After earning a master’s degree, she moved to Montgomery, Alabama, to instruct at Alabama State College. She directed an effective city bus boycott that got national interest as well as the support of Martin Luther King Jr. Following her dad’s passing, 6-year old Jo Ann and her family relocated to Macon.
Following her graduation from Fort Valley State, Jo Ann Robinson became a public school teacher in Macon, Georgia, a place that she’d hold for another five years. Additionally in this time around, she earned a master’s degree from Atlanta University and went on to study English at The Big Apple ‘s Columbia University. Following annually, she moved to Crocket, Texas, to instruct at Mary Allen College.

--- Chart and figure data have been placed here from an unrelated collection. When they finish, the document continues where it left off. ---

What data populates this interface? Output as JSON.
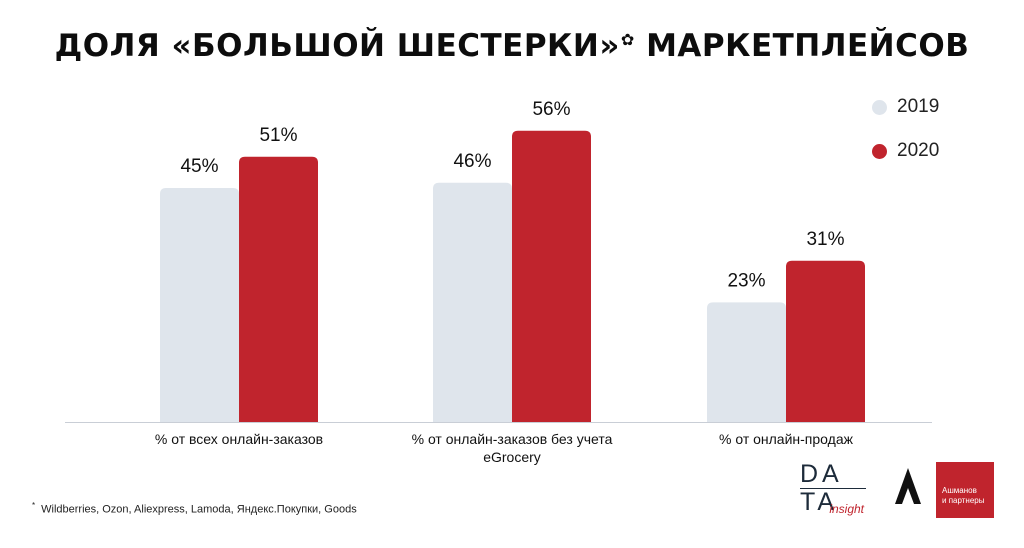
{
  "title": "ДОЛЯ «БОЛЬШОЙ ШЕСТЕРКИ»",
  "title_mark": "✿",
  "title_tail": "МАРКЕТПЛЕЙСОВ",
  "legend": [
    {
      "label": "2019",
      "color": "#dfe5ec"
    },
    {
      "label": "2020",
      "color": "#c0242d"
    }
  ],
  "chart_data": {
    "type": "bar",
    "categories": [
      [
        "% от всех онлайн-заказов"
      ],
      [
        "% от онлайн-заказов без учета",
        "eGrocery"
      ],
      [
        "% от онлайн-продаж"
      ]
    ],
    "series": [
      {
        "name": "2019",
        "values": [
          45,
          46,
          23
        ],
        "labels": [
          "45%",
          "46%",
          "23%"
        ],
        "color": "#dfe5ec"
      },
      {
        "name": "2020",
        "values": [
          51,
          56,
          31
        ],
        "labels": [
          "51%",
          "56%",
          "31%"
        ],
        "color": "#c0242d"
      }
    ],
    "ylim": [
      0,
      100
    ],
    "grid": false,
    "legend_position": "top-right"
  },
  "footnote_mark": "*",
  "footnote": "Wildberries, Ozon, Aliexpress, Lamoda, Яндекс.Покупки, Goods",
  "logos": {
    "data_line1": "DA",
    "data_line2": "TA",
    "data_sub": "insight",
    "ashmanov_line1": "Ашманов",
    "ashmanov_line2": "и партнеры"
  }
}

Robinson experienced the biases underlying racial segregation directly in the late 1940s when she was yelled at for sitting in the empty white section of a city bus; the motorist pulled over to shout at her and Robinson fled the bus, worrying that he’d hit her. Disgusted by the incident, she started to marshal from the segregated city bus system.
When Robinson became president of the WPC in 1950, she concentrated the organization’s attempts on desegregating buses. Dealing with lawyer Fred Gray as her advisor, she met with then mayor of Montgomery William A. Gayle. The town ‘s leaders wasn’t enthusiastic about incorporating buses, yet, so Robinson conceptualized a boycott. Together with assistance from John Cannon, chairman of Alabama State’s business department at that time, and two pupils, Robinson given out more than 50,000 flyers immediately calling for the boycott.
When the boycott proved successful, the Montgomery Improvement Association, headed by Martin Luther King Jr., came to manage its continuance. Susbequently, Robinson was named to the MIA’s executive board and created the organization’s weekly newsletter at King’s individual request.
For her part as a leader of the boycott, Robinson was detained and targeted with violence; police officers threw a stone into her window and poured acid on her automobile. The harassment became so poor that state police were requested to safeguard her house. The boycott continued until June 5, 1956, when a federal district court held segregating seats unconstitutional. The boycott also created Dr. King as a figure of national visibility and ushered in an age of nonviolent civil rights demonstrations.
Not long subsequent to the boycott stopped, Robinson stepped down from her place at Alabama State College and moved on to Grambling College in Louisiana, and afterwards to public schools in La, California. Robinson released a memoir entitled The Montgomery Bus Boycott as well as the Girl Who Began It in 1987. She died in La on August 29, 1992.